World news, August 11 2015

Nursing stories from around the world


Barbados is tightening its rules on re-registration and from next year will require nurses to present evidence that their training and skills are up to date.

Health minister John Boyce said the country’s Nursing Council was finalising requirements for the new regulations, which should be in place by January.

He said: ‘Support for renewal of registration for nurses and midwives in Barbados on presentation of evidence of continuing professional education activities is predicated on the fact that lifelong learning is an essential component of continued professional competence.’


A hospital in Australia is being sued by a nurse who claims she developed serious neck injuries because she had to lift patients and oxygen cylinders during times of staff shortages.

The nurse says she was supposed to spend only 5% of her time on clinical work at Ipswich Hospital in Queensland, but was regularly ordered to do much more than that.  

She says she repeatedly submitted requests to her bosses for extra staff, and is seeking damages.

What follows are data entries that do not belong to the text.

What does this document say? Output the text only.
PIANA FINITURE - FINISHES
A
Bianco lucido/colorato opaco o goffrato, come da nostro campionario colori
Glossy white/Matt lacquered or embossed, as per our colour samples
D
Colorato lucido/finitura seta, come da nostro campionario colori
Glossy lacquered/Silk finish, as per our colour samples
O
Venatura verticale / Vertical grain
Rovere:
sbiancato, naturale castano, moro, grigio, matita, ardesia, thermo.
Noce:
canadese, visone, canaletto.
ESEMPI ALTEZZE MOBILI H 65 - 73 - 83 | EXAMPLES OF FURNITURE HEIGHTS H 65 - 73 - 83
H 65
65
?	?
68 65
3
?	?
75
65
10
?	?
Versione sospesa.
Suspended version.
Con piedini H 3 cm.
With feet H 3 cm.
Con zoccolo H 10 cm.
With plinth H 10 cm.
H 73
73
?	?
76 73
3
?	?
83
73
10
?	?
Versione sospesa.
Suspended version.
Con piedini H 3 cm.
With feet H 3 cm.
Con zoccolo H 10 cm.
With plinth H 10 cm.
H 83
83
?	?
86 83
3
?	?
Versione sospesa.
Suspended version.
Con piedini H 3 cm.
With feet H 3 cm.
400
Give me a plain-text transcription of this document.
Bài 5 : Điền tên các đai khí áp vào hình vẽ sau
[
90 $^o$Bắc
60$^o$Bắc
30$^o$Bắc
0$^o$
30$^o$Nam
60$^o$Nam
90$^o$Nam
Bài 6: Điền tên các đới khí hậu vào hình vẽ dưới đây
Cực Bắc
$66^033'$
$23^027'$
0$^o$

West Moreton Hospital and Health, which manages the hospital, said it was unable to comment because legal proceedings were ongoing. 


Nurses in Sweden have expressed concern about maternity services after it took ambulance workers 90 minutes to find a hospital that would take a woman who was in labour.

Paramedics in Söderhamn contacted six maternity units in neighbouring regions, all of which were full, before they eventually found a unit able to take the woman.

Anders Olsson, a journalist for the Vårdförbundet union, which represents nurses and midwives, said that staffing shortages were a factor. ‘In an open letter to a newspaper, midwives have said they feel angry, powerless, sad and aggrieved,’ he said. ‘They explain that they called last spring for a meeting to make management aware of upcoming staffing problems.’